Increasing travel times will mean increased emissions from internal combustion engines. While EVs, together with rideshare, will keep making congestion and travel times worse if we stay with this siloed thinking that punishes private car use, it worsens transport at a time when we need it the most.  

 As David Zipper points out in his recent Bloomberg Lab article,

“Bad transportation is a tax on business productivity.”

It restricts freight and blows out trip times, losing hours, increasing emissions, and hurts labour mobility by creating lengthy commutes and funnels workers into lower-paying jobs. With record household debt and casualisation of work, that’s not sustainable in the long term because you can’t afford to live in a ‘sustainable city’ if you can’t afford to pay your way around it.

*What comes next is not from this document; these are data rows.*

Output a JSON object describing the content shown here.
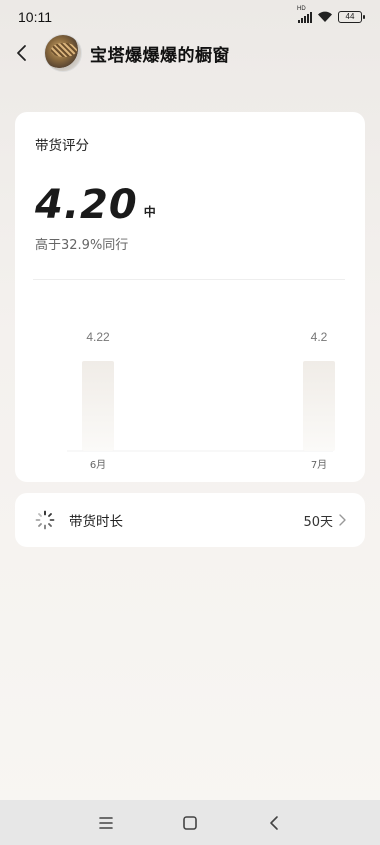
{
  "status": {
    "time": "10:11",
    "network_label": "HD",
    "battery": "44"
  },
  "header": {
    "title": "宝塔爆爆爆的橱窗"
  },
  "score_card": {
    "title": "带货评分",
    "score": "4.20",
    "level": "中",
    "compare_text": "高于32.9%同行"
  },
  "chart_data": {
    "type": "bar",
    "categories": [
      "6月",
      "7月"
    ],
    "values": [
      4.22,
      4.2
    ],
    "data_labels": [
      "4.22",
      "4.2"
    ],
    "title": "",
    "xlabel": "",
    "ylabel": "",
    "colors": {
      "bar_top": "#f2efeb",
      "bar_bottom": "#faf8f6"
    }
  },
  "duration": {
    "label": "带货时长",
    "value": "50天"
  },
  "icons": {
    "back": "chevron-left-icon",
    "loading": "loading-spinner-icon",
    "more": "chevron-right-icon",
    "nav_menu": "menu-icon",
    "nav_home": "home-square-icon",
    "nav_back": "back-triangle-icon"
  }
}
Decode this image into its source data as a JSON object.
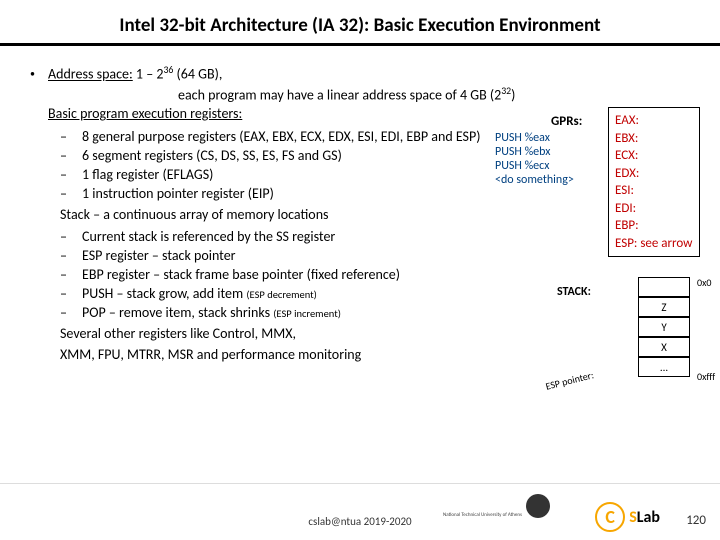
{
  "title": "Intel 32-bit Architecture (IA 32): Basic Execution Environment",
  "main": {
    "address_space_label": "Address space:",
    "address_space_value_pre": " 1 – 2",
    "address_space_exp1": "36",
    "address_space_value_post": " (64 GB),",
    "address_space_line2_pre": "each program may have a linear address space of 4 GB (2",
    "address_space_exp2": "32",
    "address_space_line2_post": ")",
    "basic_registers_label": "Basic program execution registers:"
  },
  "sub1": [
    "8 general purpose registers (EAX, EBX, ECX, EDX, ESI, EDI, EBP and ESP)",
    "6 segment registers (CS, DS, SS, ES, FS and GS)",
    "1 flag register (EFLAGS)",
    "1 instruction pointer register (EIP)"
  ],
  "stack_heading": "Stack – a continuous array of memory locations",
  "sub2": [
    {
      "t": "Current stack is referenced by the SS register",
      "s": ""
    },
    {
      "t": "ESP register – stack pointer",
      "s": ""
    },
    {
      "t": "EBP register – stack frame base pointer (fixed reference)",
      "s": ""
    },
    {
      "t": "PUSH – stack grow, add item ",
      "s": "(ESP decrement)"
    },
    {
      "t": "POP – remove item, stack shrinks ",
      "s": "(ESP increment)"
    }
  ],
  "other_regs_l1": "Several other registers like Control, MMX,",
  "other_regs_l2": "XMM, FPU, MTRR, MSR and performance monitoring",
  "gprs_label": "GPRs:",
  "push_lines": [
    "PUSH %eax",
    "PUSH %ebx",
    "PUSH %ecx",
    "<do something>"
  ],
  "reg_list": [
    "EAX:",
    "EBX:",
    "ECX:",
    "EDX:",
    "ESI:",
    "EDI:",
    "EBP:",
    "ESP: see arrow"
  ],
  "stack_label": "STACK:",
  "stack_cells": [
    "",
    "Z",
    "Y",
    "X",
    "..."
  ],
  "stack_hex_top": "0x0",
  "stack_hex_bot": "0xfff",
  "esp_pointer": "ESP pointer:",
  "footer": "cslab@ntua 2019-2020",
  "page": "120",
  "logo_c": "C",
  "logo_text_s": "S",
  "logo_text_rest": "Lab",
  "seal_label": "National Technical\nUniversity of Athens"
}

What does this all mean for sustainable development, cities and urban planning? What have we got to work with right now, and how do we relieve, not increase, the pain point of traffic? Well, we can do plenty if we focus on right now and promote what has virtue. Let’s look at what we have got in the toolkit.

Connected vehicles

Connected vehicles mean we can identify congestion, accidents, emergencies and safety hotspots. Real-time data APIs means we can alert drivers to delays and advise alternate route (especially on the M5), identify intersections with extreme braking above 1G (that’s right, tailgating means you have to brake to a hard stop sometimes).  

Waycare, a US traffic data company, reports using their traffic data to lower traffic accidents by 17 per cent and speed up response times by 12 minutes. It can help reduce the number of road crashes that wreck lives and cause chronic pain conditions that people then live with for the rest of their lives.  

Smart parking

Smart parking guidance systems are proven in Australia, with drivers reporting they save 2.48 minutes each trip, halving congestion at the destination, lowering GHG emissions and tailpipe pollution.

Road traffic data

Traffic data and insights that provide context to keep the system running more smoothly. Planning future builds, black spot upgrades and infrastructure to increase safety and mitigate travel time issues are developed based on fact. The increased volume of cars on the road are easily identified and drive tactical urbanism goals to increase active travel and repurpose streets.

Data can provide a ‘situation report’ to arm engagement between the government and the community. This sparks a frank conversation about the goal – is it to lower speeds for safety in busy precincts or increase average speeds to ease congestion and encourage free-flow traffic?

Information presented in a way that provides time-poor people with context underpins the ability to discuss the impact of ‘lockdown traffic’ volumes on increasing speeds and near misses and accidents.